A more egregious way in which many Southern states reduced blacks to a state of near slavery was convict leasing, whereby anyone convicted of a crime could be leased out to do manual labor (think chain gangs). The Thirteenth Amendment states, in part:
Neither slavery nor involuntary servitude, except as a punishment for crime whereof the party shall have been duly convicted, shall exist within the United States, or any place subject to their jurisdiction.
Emphasis mine. What this meant was that any convict could be treated much like a slave, although there were two major differences. First, such treatment was (usually) temporary; convicts only had to do such labor for as long as their sentence lasted, rather than their entire lives. Second, the labor was often even more brutal than slave labor had been. Because the international slave trade had been banned in the early 1800s, there was a finite supply of slaves in the US before the Civil War. Slaves were therefore expensive, particularly when cotton prices spiked in the 1850s. As a result, slaveowners generally tried to recoup their investments by making sure that their slaves remained healthy enough to work. But convicts were cheap. It was not difficult for whites to have black people arrested and convicted of crimes such as vagrancy, owing money, or petty larceny. Often, the only evidence required was a mere accusation that the black person in question had committed a crime. Once they were convicts, blacks could be worked to death with no repercussions. Much of the work that convicts had to do was related to rebuilding the infrastructure that had been destroyed in the war and also industrializing the South - tasks like coal mining and road construction. These are very difficult jobs that free men would not do at the price that most industrialists were willing to pay. As one Southern businessman put it in an 1883 letter:
Before the war, we owned the negroes. If a man had a good negro, he could afford to take care of him; if he was sick get him a doctor. He might even put gold plugs in his teeth. But these convicts, we don't own 'em. One dies, get another.

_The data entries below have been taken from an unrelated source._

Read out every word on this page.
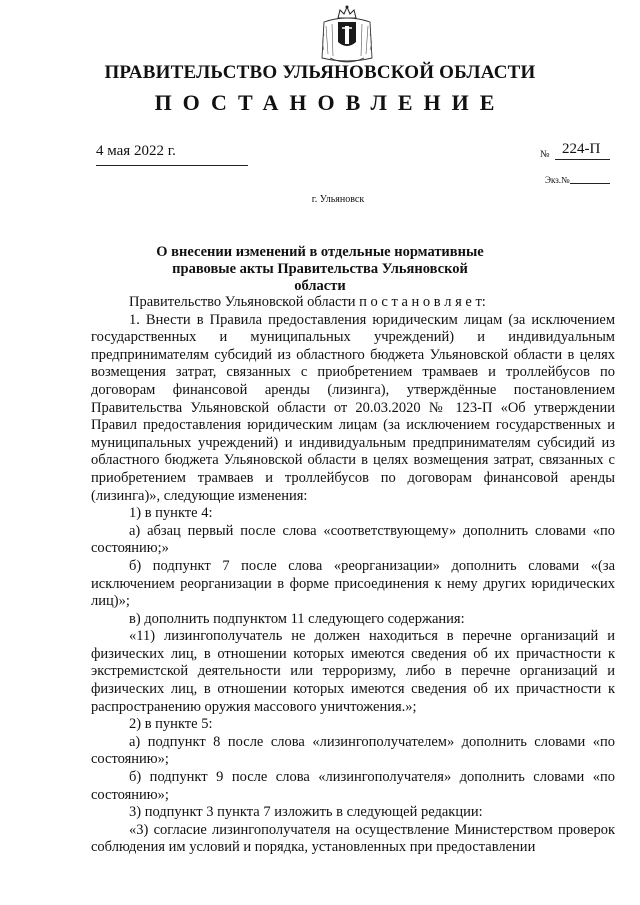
ПРАВИТЕЛЬСТВО УЛЬЯНОВСКОЙ ОБЛАСТИ
ПОСТАНОВЛЕНИЕ
4 мая 2022 г.	№ 224-П
Экз.№
г. Ульяновск
О внесении изменений в отдельные нормативные правовые акты Правительства Ульяновской области

Правительство Ульяновской области п о с т а н о в л я е т:

1. Внести в Правила предоставления юридическим лицам (за исключением государственных и муниципальных учреждений) и индивидуальным предпринимателям субсидий из областного бюджета Ульяновской области в целях возмещения затрат, связанных с приобретением трамваев и троллейбусов по договорам финансовой аренды (лизинга), утверждённые постановлением Правительства Ульяновской области от 20.03.2020 № 123-П «Об утверждении Правил предоставления юридическим лицам (за исключением государственных и муниципальных учреждений) и индивидуальным предпринимателям субсидий из областного бюджета Ульяновской области в целях возмещения затрат, связанных с приобретением трамваев и троллейбусов по договорам финансовой аренды (лизинга)», следующие изменения:

1) в пункте 4:

а) абзац первый после слова «соответствующему» дополнить словами «по состоянию;»

б) подпункт 7 после слова «реорганизации» дополнить словами «(за исключением реорганизации в форме присоединения к нему других юридических лиц)»;

в) дополнить подпунктом 11 следующего содержания:

«11) лизингополучатель не должен находиться в перечне организаций и физических лиц, в отношении которых имеются сведения об их причастности к экстремистской деятельности или терроризму, либо в перечне организаций и физических лиц, в отношении которых имеются сведения об их причастности к распространению оружия массового уничтожения.»;

2) в пункте 5:

а) подпункт 8 после слова «лизингополучателем» дополнить словами «по состоянию»;

б) подпункт 9 после слова «лизингополучателя» дополнить словами «по состоянию»;

3) подпункт 3 пункта 7 изложить в следующей редакции:

«3) согласие лизингополучателя на осуществление Министерством проверок соблюдения им условий и порядка, установленных при предоставлении
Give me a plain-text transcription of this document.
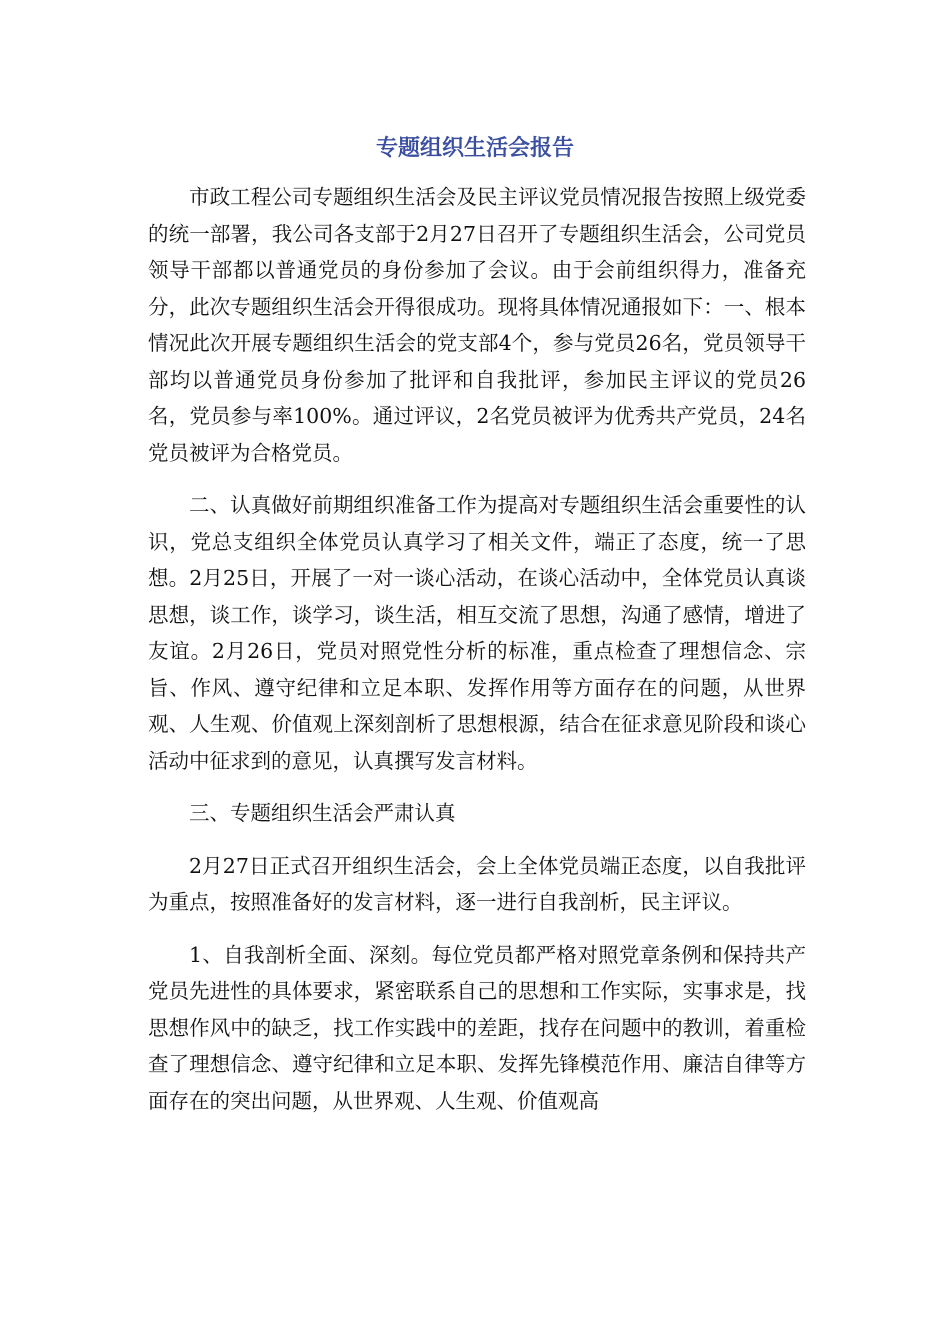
专题组织生活会报告

市政工程公司专题组织生活会及民主评议党员情况报告按照上级党委的统一部署，我公司各支部于2月27日召开了专题组织生活会，公司党员领导干部都以普通党员的身份参加了会议。由于会前组织得力，准备充分，此次专题组织生活会开得很成功。现将具体情况通报如下：一、根本情况此次开展专题组织生活会的党支部4个，参与党员26名，党员领导干部均以普通党员身份参加了批评和自我批评，参加民主评议的党员26名，党员参与率100%。通过评议，2名党员被评为优秀共产党员，24名党员被评为合格党员。

二、认真做好前期组织准备工作为提高对专题组织生活会重要性的认识，党总支组织全体党员认真学习了相关文件，端正了态度，统一了思想。2月25日，开展了一对一谈心活动，在谈心活动中，全体党员认真谈思想，谈工作，谈学习，谈生活，相互交流了思想，沟通了感情，增进了友谊。2月26日，党员对照党性分析的标准，重点检查了理想信念、宗旨、作风、遵守纪律和立足本职、发挥作用等方面存在的问题，从世界观、人生观、价值观上深刻剖析了思想根源，结合在征求意见阶段和谈心活动中征求到的意见，认真撰写发言材料。

三、专题组织生活会严肃认真

2月27日正式召开组织生活会，会上全体党员端正态度，以自我批评为重点，按照准备好的发言材料，逐一进行自我剖析，民主评议。

1、自我剖析全面、深刻。每位党员都严格对照党章条例和保持共产党员先进性的具体要求，紧密联系自己的思想和工作实际，实事求是，找思想作风中的缺乏，找工作实践中的差距，找存在问题中的教训，着重检查了理想信念、遵守纪律和立足本职、发挥先锋模范作用、廉洁自律等方面存在的突出问题，从世界观、人生观、价值观高
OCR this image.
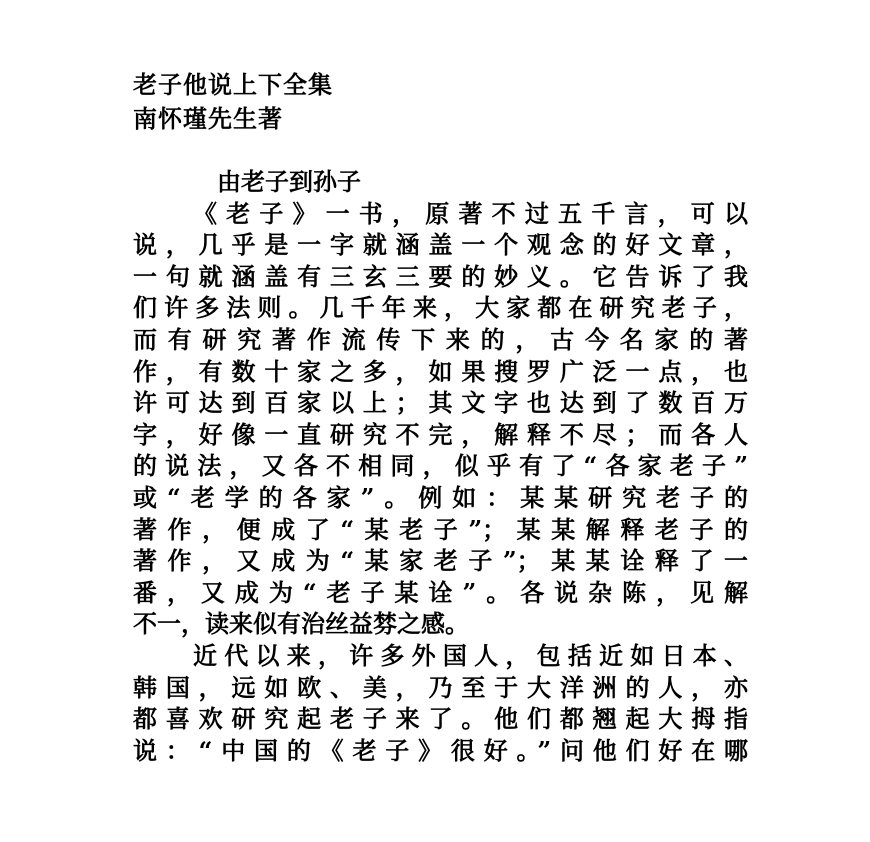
老子他说上下全集
南怀瑾先生著
由老子到孙子
《老子》一书，原著不过五千言，可以
说，几乎是一字就涵盖一个观念的好文章，
一句就涵盖有三玄三要的妙义。它告诉了我
们许多法则。几千年来，大家都在研究老子，
而有研究著作流传下来的，古今名家的著
作，有数十家之多，如果搜罗广泛一点，也
许可达到百家以上；其文字也达到了数百万
字，好像一直研究不完，解释不尽；而各人
的说法，又各不相同，似乎有了“各家老子”
或“老学的各家”。例如：某某研究老子的
著作，便成了“某老子”；某某解释老子的
著作，又成为“某家老子”；某某诠释了一
番，又成为“老子某诠”。各说杂陈，见解
不一，读来似有治丝益棼之感。
近代以来，许多外国人，包括近如日本、
韩国，远如欧、美，乃至于大洋洲的人，亦
都喜欢研究起老子来了。他们都翘起大拇指
说：“中国的《老子》很好。”问他们好在哪
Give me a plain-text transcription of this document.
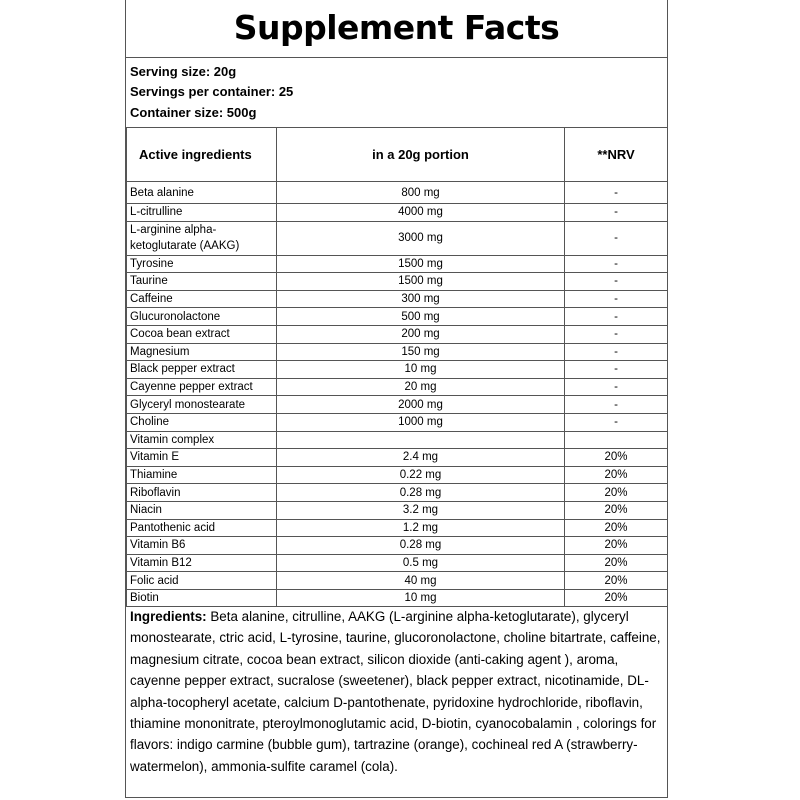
Supplement Facts
Serving size: 20g
Servings per container: 25
Container size: 500g
Active ingredients	in a 20g portion	**NRV
Beta alanine	800 mg	-
L-citrulline	4000 mg	-
L-arginine alpha-ketoglutarate (AAKG)	3000 mg	-
Tyrosine	1500 mg	-
Taurine	1500 mg	-
Caffeine	300 mg	-
Glucuronolactone	500 mg	-
Cocoa bean extract	200 mg	-
Magnesium	150 mg	-
Black pepper extract	10 mg	-
Cayenne pepper extract	20 mg	-
Glyceryl monostearate	2000 mg	-
Choline	1000 mg	-
Vitamin complex		
Vitamin E	2.4 mg	20%
Thiamine	0.22 mg	20%
Riboflavin	0.28 mg	20%
Niacin	3.2 mg	20%
Pantothenic acid	1.2 mg	20%
Vitamin B6	0.28 mg	20%
Vitamin B12	0.5 mg	20%
Folic acid	40 mg	20%
Biotin	10 mg	20%
Ingredients: Beta alanine, citrulline, AAKG (L-arginine alpha-ketoglutarate), glyceryl monostearate, ctric acid, L-tyrosine, taurine, glucoronolactone, choline bitartrate, caffeine, magnesium citrate, cocoa bean extract, silicon dioxide (anti-caking agent ), aroma, cayenne pepper extract, sucralose (sweetener), black pepper extract, nicotinamide, DL-alpha-tocopheryl acetate, calcium D-pantothenate, pyridoxine hydrochloride, riboflavin, thiamine mononitrate, pteroylmonoglutamic acid, D-biotin, cyanocobalamin , colorings for flavors: indigo carmine (bubble gum), tartrazine (orange), cochineal red A (strawberry-watermelon), ammonia-sulfite caramel (cola).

Convict leasing and sharecropping both represent Southern whites circumventing higher labor prices for blacks in order to rebuild the prewar labor system. But doing this came at a heavy price. Despite industrializing, large parts of the South remained desperately poor for decades following the war. Racism did not only hurt blacks - it hurt poor whites too, because so many of them were likewise forced into a dead-end life of sharecropping and debt peonage. Few saw any real benefit in pursuing education, since there were not many opportunities for skilled laborers outside of the big cities. This combination of lack of education and massive debt kept many blacks in the South until advancements in the cotton gin and a wave of boll weevil infestations that devastated cotton crops left many black farmers out of work, and free to move North.
Sources:
Blackmon, Douglas, Slavery By Another Name: The Re-enslavement of African Americans from the Civil War to World War II. Anchor, 2009.
Foner, Eric. Reconstruction: America's Unfinished Revolution, 1863-1877. Harper, 1989.
Lichtenstein, Alex. Twice The Work of Free Labor: The Political Economy of Convict Labor in the New South. Verso, 1996.
Ransom, Roger and Sutch, Richard. One Kind Of Freedom. Cambridge, 1977.